A day earlier, Ahmad was one of two alumnae to receive the Mary Lyon award at the College’s spring Celebration of Excellence. The honor is given to a young alumna who demonstrates “exceptional promise or sustained achievement in her life, profession, or community, and whose work embodies the humane values which Mary Lyon exemplified in her life and inspired in others.” See the full award citation.
Based in Dhaka, Teach for Bangladesh now employs 35 full-time teaching fellows in 12 public primary schools located in marginalized communities. Since its founding, the organization, which is modeled on Teach for America, has reached 4,000 schoolchildren.

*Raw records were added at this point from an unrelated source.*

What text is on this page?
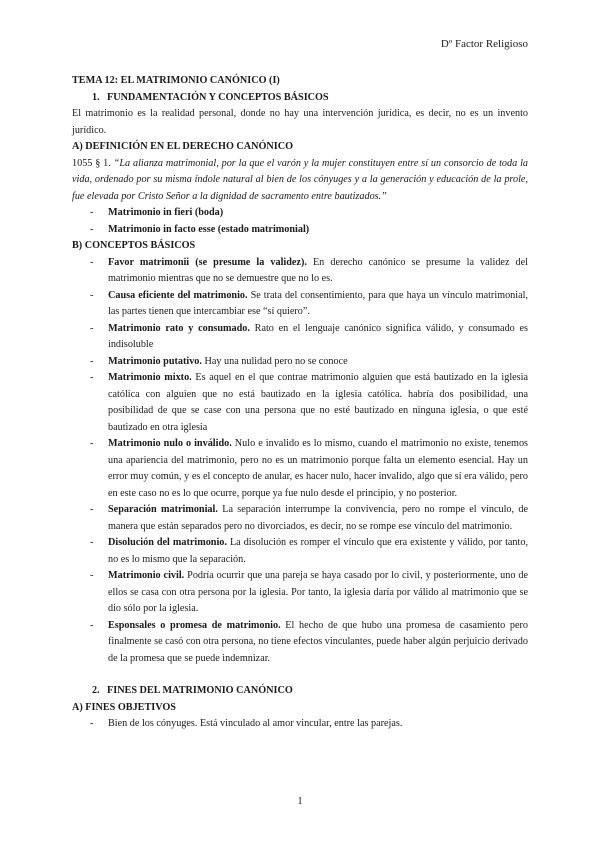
Dº Factor Religioso
TEMA 12: EL MATRIMONIO CANÓNICO (I)
1. FUNDAMENTACIÓN Y CONCEPTOS BÁSICOS
El matrimonio es la realidad personal, donde no hay una intervención jurídica, es decir, no es un invento jurídico.
A) DEFINICIÓN EN EL DERECHO CANÓNICO
1055 § 1. “La alianza matrimonial, por la que el varón y la mujer constituyen entre sí un consorcio de toda la vida, ordenado por su misma índole natural al bien de los cónyuges y a la generación y educación de la prole, fue elevada por Cristo Señor a la dignidad de sacramento entre bautizados.”
- Matrimonio in fieri (boda)
- Matrimonio in facto esse (estado matrimonial)
B) CONCEPTOS BÁSICOS
- Favor matrimonii (se presume la validez). En derecho canónico se presume la validez del matrimonio mientras que no se demuestre que no lo es.
- Causa eficiente del matrimonio. Se trata del consentimiento, para que haya un vínculo matrimonial, las partes tienen que intercambiar ese “sí quiero”.
- Matrimonio rato y consumado. Rato en el lenguaje canónico significa válido, y consumado es indisoluble
- Matrimonio putativo. Hay una nulidad pero no se conoce
- Matrimonio mixto. Es aquel en el que contrae matrimonio alguien que está bautizado en la iglesia católica con alguien que no está bautizado en la iglesia católica. habría dos posibilidad, una posibilidad de que se case con una persona que no esté bautizado en ninguna iglesia, o que esté bautizado en otra iglesia
- Matrimonio nulo o inválido. Nulo e invalido es lo mismo, cuando el matrimonio no existe, tenemos una apariencia del matrimonio, pero no es un matrimonio porque falta un elemento esencial. Hay un error muy común, y es el concepto de anular, es hacer nulo, hacer invalido, algo que sí era válido, pero en este caso no es lo que ocurre, porque ya fue nulo desde el principio, y no posterior.
- Separación matrimonial. La separación interrumpe la convivencia, pero no rompe el vínculo, de manera que están separados pero no divorciados, es decir, no se rompe ese vínculo del matrimonio.
- Disolución del matrimonio. La disolución es romper el vínculo que era existente y válido, por tanto, no es lo mismo que la separación.
- Matrimonio civil. Podría ocurrir que una pareja se haya casado por lo civil, y posteriormente, uno de ellos se casa con otra persona por la iglesia. Por tanto, la iglesia daría por válido al matrimonio que se dio sólo por la iglesia.
- Esponsales o promesa de matrimonio. El hecho de que hubo una promesa de casamiento pero finalmente se casó con otra persona, no tiene efectos vinculantes, puede haber algún perjuicio derivado de la promesa que se puede indemnizar.
2. FINES DEL MATRIMONIO CANÓNICO
A) FINES OBJETIVOS
- Bien de los cónyuges. Está vinculado al amor vincular, entre las parejas.
1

When she began Teach for Bangladesh, Ahmad knew she would face significant challenges in recruiting. As Teach for America does, she targeted college graduates, and that has propelled the growth of the organization. Last year, Teach for Bangladesh received over 600 applicants for 23 spots. This year, the organization anticipates 800 applications for the 55 teaching opportunities.
Teach for Bangladesh strives to create a win-win situation for all involved, Ahmed told Mount Holyoke students. Upon completion of the two-year teaching program, fellows receive a master’s degree in education from a top university in Bangladesh.
While Teach for Bangladesh has been a success, there continue to be challenges with reaching the country's more than 30 million children. Ahmad said lasting change remains dependent on government leadership that could change the entire educational system including compensation and larger infrastructure challenges.
“Some of our children are from migrant populations and live in illegal slums, so they have to change schools very often,” she said. “This causes gaps in their education, health, and nutrition and affects the children in the long run.”
Nanjiba Nawaz, a first-year Mount Holyoke student from Bangladesh who is interested in social work, said Ahmad’s talk was inspiring.
“I learned that a strong community is very important, and that’s why I’m grateful to be at Mount Holyoke. I have women like Maimuna to look up to,” she said. “Like Maimuna, I now want to engage in activities where I will gain the most practical leadership I can, so when I leave school, I feel ready to follow my dreams.”